# 3month Holestein Calf



## RIRss (Nov 14, 2010)

I just found a 3 month old calf for sale, he is a Holestein Bull. He looks like hes in good shape and has had all of his shots and check-ups. I was just wanting to know what should I feed him and how much weight will he pack on from now to about August of next year? 

Thanks,
RIRss


----------



## Joost deGroot (Nov 17, 2010)

Hi RIRss,

You can feed him just with forages, but then it won't grow so fast. So it just depends on what you want to do with it. Do you want to raise it for its meat, or just for fun? If you want to raise it for its meat then I would suggest to give it also some concentrate feed as well.
The weight gain will also depend on what you will feed it. 

A rough estimate would be: birth weight is around 50 kg, when fed with extra concentrate you can have an average weight gain per week of 5 kg. A year later this calf could then weigh about 300 kg.


----------



## goodhors (Nov 17, 2010)

If you castrate the calf, he will gain better for you.  Gain goes into meat, not affected by hormones of an intact male as he gets older.


----------



## jhm47 (Nov 17, 2010)

DEFINITELY have him castrated.  Holstein bulls are notoriously dangerous, and many people have been killed by them.  That cute little calf of today can turn into a killing machine when he reaches puberty (around 9 - 10 months).  Also have him dehorned.  Horns are very dangerous, even if the animal is tame.  

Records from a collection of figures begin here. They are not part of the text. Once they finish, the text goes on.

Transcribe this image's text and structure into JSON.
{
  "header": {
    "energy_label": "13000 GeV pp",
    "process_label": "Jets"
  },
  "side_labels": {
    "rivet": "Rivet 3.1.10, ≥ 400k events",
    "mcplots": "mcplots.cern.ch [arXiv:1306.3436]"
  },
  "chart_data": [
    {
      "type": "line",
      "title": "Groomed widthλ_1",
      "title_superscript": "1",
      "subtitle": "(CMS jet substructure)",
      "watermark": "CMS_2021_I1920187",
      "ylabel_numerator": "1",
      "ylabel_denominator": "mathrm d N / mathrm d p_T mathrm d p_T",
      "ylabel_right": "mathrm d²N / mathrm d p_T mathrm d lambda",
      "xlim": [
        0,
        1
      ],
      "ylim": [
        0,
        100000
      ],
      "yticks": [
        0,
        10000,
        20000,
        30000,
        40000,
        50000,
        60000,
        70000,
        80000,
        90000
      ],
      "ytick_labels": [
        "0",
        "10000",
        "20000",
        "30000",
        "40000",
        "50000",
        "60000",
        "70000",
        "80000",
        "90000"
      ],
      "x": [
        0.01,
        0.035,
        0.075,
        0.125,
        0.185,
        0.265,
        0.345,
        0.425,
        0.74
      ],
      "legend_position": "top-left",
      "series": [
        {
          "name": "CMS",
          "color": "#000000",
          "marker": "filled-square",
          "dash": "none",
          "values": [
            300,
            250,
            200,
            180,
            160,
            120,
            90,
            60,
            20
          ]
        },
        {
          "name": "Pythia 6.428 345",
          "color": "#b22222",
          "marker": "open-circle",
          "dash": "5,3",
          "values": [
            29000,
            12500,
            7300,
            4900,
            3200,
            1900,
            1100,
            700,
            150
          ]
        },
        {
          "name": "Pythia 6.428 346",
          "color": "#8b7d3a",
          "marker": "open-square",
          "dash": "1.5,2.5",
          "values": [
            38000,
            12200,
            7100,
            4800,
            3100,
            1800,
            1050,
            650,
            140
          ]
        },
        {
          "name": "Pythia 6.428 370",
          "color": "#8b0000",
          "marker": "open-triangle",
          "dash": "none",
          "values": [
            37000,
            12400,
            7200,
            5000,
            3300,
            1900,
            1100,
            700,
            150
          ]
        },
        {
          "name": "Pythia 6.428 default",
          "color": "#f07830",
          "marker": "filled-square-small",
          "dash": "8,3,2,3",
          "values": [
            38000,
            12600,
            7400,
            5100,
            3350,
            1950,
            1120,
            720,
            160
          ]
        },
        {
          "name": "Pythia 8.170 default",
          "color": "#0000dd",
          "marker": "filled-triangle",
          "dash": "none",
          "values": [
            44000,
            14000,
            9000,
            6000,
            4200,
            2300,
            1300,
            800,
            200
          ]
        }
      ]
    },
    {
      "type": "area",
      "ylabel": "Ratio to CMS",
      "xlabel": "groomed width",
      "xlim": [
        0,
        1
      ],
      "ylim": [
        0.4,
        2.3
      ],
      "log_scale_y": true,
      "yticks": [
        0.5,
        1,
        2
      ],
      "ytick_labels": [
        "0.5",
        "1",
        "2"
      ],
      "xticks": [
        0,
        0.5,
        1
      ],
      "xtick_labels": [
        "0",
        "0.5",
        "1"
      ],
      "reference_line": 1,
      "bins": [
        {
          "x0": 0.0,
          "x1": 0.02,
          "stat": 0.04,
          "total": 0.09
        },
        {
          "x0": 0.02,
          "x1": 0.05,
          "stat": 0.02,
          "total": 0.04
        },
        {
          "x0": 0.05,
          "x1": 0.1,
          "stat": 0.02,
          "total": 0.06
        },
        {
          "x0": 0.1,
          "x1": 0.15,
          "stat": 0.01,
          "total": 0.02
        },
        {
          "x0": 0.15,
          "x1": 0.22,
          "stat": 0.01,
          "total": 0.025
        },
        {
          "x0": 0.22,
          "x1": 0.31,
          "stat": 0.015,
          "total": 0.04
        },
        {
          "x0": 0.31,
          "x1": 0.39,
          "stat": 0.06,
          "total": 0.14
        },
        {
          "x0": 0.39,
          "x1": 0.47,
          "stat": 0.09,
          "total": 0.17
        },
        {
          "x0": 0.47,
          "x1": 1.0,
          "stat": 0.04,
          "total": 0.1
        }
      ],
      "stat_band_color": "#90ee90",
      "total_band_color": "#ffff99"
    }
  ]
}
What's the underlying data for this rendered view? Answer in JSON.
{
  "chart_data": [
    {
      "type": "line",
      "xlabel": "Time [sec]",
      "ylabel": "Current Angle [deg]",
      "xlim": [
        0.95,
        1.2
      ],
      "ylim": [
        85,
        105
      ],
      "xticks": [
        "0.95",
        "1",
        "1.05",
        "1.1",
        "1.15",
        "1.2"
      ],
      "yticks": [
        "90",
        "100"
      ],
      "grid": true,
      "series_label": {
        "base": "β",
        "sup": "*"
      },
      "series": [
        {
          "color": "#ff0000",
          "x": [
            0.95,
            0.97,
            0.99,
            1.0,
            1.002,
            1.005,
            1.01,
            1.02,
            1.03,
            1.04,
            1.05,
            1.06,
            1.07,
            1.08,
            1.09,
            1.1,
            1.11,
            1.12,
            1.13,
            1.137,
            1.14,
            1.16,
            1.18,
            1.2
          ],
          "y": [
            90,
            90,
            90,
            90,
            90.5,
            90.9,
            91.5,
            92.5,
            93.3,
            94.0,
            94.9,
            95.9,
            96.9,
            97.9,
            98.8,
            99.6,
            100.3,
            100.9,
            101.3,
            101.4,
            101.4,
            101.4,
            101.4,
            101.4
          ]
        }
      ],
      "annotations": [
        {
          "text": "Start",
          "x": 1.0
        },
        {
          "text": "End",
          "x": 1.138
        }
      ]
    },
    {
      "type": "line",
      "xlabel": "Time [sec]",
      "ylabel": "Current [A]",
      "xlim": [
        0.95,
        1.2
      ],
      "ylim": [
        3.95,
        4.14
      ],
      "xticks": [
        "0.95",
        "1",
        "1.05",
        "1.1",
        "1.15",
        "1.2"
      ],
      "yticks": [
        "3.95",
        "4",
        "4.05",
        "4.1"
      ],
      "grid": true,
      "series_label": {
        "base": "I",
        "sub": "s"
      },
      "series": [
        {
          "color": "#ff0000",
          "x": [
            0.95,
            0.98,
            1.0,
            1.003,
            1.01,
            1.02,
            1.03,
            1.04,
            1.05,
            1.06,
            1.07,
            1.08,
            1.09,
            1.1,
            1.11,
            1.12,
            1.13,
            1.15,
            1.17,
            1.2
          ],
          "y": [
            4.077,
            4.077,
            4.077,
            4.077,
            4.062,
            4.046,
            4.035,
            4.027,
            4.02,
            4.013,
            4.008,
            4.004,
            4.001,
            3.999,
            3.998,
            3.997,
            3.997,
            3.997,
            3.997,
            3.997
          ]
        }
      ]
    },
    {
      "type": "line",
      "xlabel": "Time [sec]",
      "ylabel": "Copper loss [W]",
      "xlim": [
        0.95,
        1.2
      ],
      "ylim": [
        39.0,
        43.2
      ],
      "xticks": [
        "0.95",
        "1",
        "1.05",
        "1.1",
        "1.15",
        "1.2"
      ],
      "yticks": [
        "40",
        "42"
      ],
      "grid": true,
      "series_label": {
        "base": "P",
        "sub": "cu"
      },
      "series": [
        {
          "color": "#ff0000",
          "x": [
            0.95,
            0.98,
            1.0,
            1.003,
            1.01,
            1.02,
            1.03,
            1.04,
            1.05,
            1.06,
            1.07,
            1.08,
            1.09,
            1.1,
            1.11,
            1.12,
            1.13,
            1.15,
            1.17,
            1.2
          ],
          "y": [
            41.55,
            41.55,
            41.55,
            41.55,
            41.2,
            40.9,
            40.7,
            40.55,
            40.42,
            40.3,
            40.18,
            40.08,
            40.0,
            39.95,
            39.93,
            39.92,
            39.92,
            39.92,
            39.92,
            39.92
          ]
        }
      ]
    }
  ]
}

As to his gaining weight, I would definitely give him a good amount of grain.  Holsteins are not nearly as efficient as beef animals in converting forages to meat.  You don't need to spend the extra $$$ on calf starter if he's already 3 months old.  Just get him eating corn, and he will grow quickly.  Be sure to also give him good quality green hay, and you will have lots of tasty beef in August.  Good luck!


----------



## RIRss (Nov 17, 2010)

Okkay thanks all.
I have heard that that holsteins arent good for beef. Im not in a rush to get a cow to make him meat, just looking around to see what there is. I not to sure about cow breeds so I need your guys help. What type of breed should I be looking for, male or female? I have fencing and everyhing else done just need the cow.

Any info will help.
Thanks,
RIRss


----------



## jhm47 (Nov 17, 2010)

Holsteins have excellent meat, but they need to be fed grain in order to have some marbling.  Beef breeds include:  Angus, Simmental, Gelbveih, Hereford, Charolais, and a host of other breeds that are not quite as popular.


----------



## RIRss (Nov 19, 2010)

Well I have to see whats breeds are around my area. Will field fencing work for the cattle its about 5-6ft tall and has 1 strip of barbed wire on top?
The best thing I have found around my area for good calfs is Macarthur milk plant. It is about 1hour away and they say they give away the baby boys for free.

Thanks,
RIRss


----------